Judul Buku : Selamat Tinggal
Nama Penulis : Tere Liye
Tebal Halaman : 360 halaman
Tahun Terbit : September 2020
Penerbit : Gramedia
Pustaka Utama
Tere Liye merupakan nama yang tidak asing bagi saya karena sebelum ini
saya telah membaca beberapa karya yang ditulis olehnya. Tere Liye selalu
sanggup membuat saya syahdu menyelami cerita cinta unik dan tidak biasa, plot
twist mencengangkan dan tidak bisa ditebak. Pernah pada satu bukunya, saya
diajak naik roller coaster perasaan dari sedih, marah, kecewa hingga
menangis tergugu di akhir cerita. Namun, pada karyanya yang mengusung judul
“Selamat Tinggal” ini berbeda. Tidak ada cerita cinta nan syahdu yang membuat
penggemarnya mabuk kepayang.
Pada buku ini sangat terasa Tere Liye sedang mengungkapkan kegelisahan
mengenai bagaimana barang bajakan sangat ramai digemari pada masyarakat kita. Dengan
mengambil setting penokohan seorang penulis yang sedang menempuh studi
bahasa dan sastra Indonesia di sebuah perguruan tinggi bergengsi. Karena alasan
ekonomi, seluruh biaya kuliah sang tokoh ditanggung oleh pamannya. Maka untuk
membalas budi, ia harus membantu bisnis pamannya. Ironisnya, bisnis keluarga
pamannya ini adalah menjual buku bajakan. Tidak hanya buku bajakan, Tere Liye
juga merangkum beberapa bajakan lain seperti obat palsu, link streaming film
bajakan dan banyak konteks bajakan lain yang dekat dengan kehidupan kita.
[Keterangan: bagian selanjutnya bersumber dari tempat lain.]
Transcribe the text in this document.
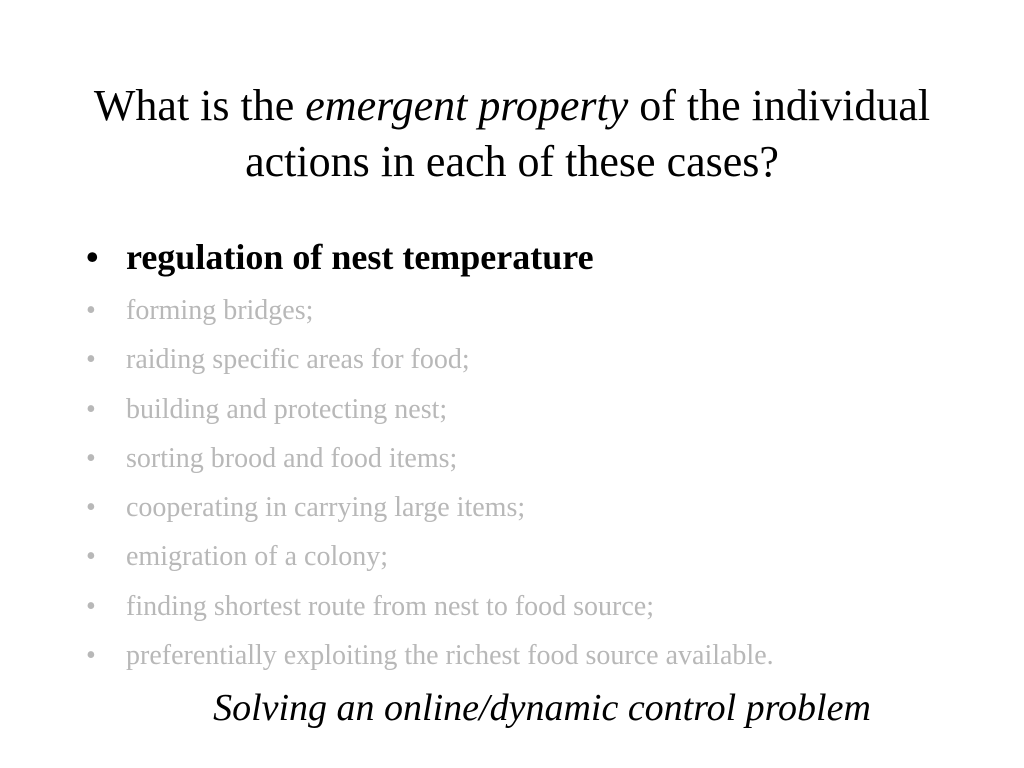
What is the emergent property of the individual
actions in each of these cases?
• regulation of nest temperature
• forming bridges;
• raiding specific areas for food;
• building and protecting nest;
• sorting brood and food items;
• cooperating in carrying large items;
• emigration of a colony;
• finding shortest route from nest to food source;
• preferentially exploiting the richest food source available.
Solving an online/dynamic control problem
Sangat dekat hingga terkadang kita tidak menyadari bahwa kita sedang
melakukannya. Kita sedang merugikan sang pencipta buku, obat-obatan, film, lagu
dan banyak lagi.
Selain itu, Tere Liye juga ingin pembaca mengenal lebih dekat seorang
tokoh penulis hebat Indonesia yang terlupakan. Penulis tersebut bernama Sutan
Pane. Dalam cerita, Sutan Pane dijadikan bahan skripsi sang tokoh utama.
Sehingga, pada buku ini diceritakan riset sang tokoh mengenai mengapa Sutan
Pane yang pada akhirnya memutuskan untuk menggantung pena dan tidak ingin lagi
menulis. Sejujurnya saya sendiri belum pernah mendengar nama tersebut sebelum
saya membaca buku ini. Tetapi, setelah sejauh ini membaca deskripsi Tere Liye
mengenai Sutan Pane saya dibuat jatuh cinta kepadanya.
Saya belum membaca hingga tuntas, baru tiga perempat dari bukunya saja.
Namun, jelas sekali dalam buku ini Tere Liye ingin mengajak kita semua untuk
menjadi manusia yang lebih menghargai manusia lain. Dalam konteks yang lebih
mendalam, menghargai karya manusia lain dengan membeli yang asli. Menciptakan
sesuatu tentu saja bukan hal yang mudah, karena buku bajakan ada di sekitar
kita dan semua orang membelinya bukan berarti hal itu dapat dibenarkan.
Membajak sama seperti mencuri, membajak adalah kriminalitas.
Pada hal lain Tere Liye ingin kita memiliki idealisme seperti Sutan
Pane, mempertahankan keyakinan pada kebenaran walaupun semua orang menetang.
Walaupun tidak ada satupun orang yang akan mendukungmu. Sutan Pane tetap
menulis dan mengabarkan kebenaran.
Aku ingin menutup resensi ini dengan mengutip kalimat Tere Liye pada
halaman belakang buku ini yang membuat saya memutuskan untuk membeli dan
membaca buku ini,
“Mari tutup masa lalu yang kelam, mari membuka halaman yang baru. Jangan
ragu-ragu. Jangan cemas. Tinggalkanlah kebodohan dan ketidakpedulian. “Selamat
Tinggal” suka berbohong, “Selamat Tinggal” kecurangan, “Selamat Tinggal”
sifat-sifat buruk lainnya.”
Tere Liye menggiring kita untuk merenungkan kebiasaan mana yang harus
kita ucapkan “Selamat Tinggal” pada kebiasaan tersebut.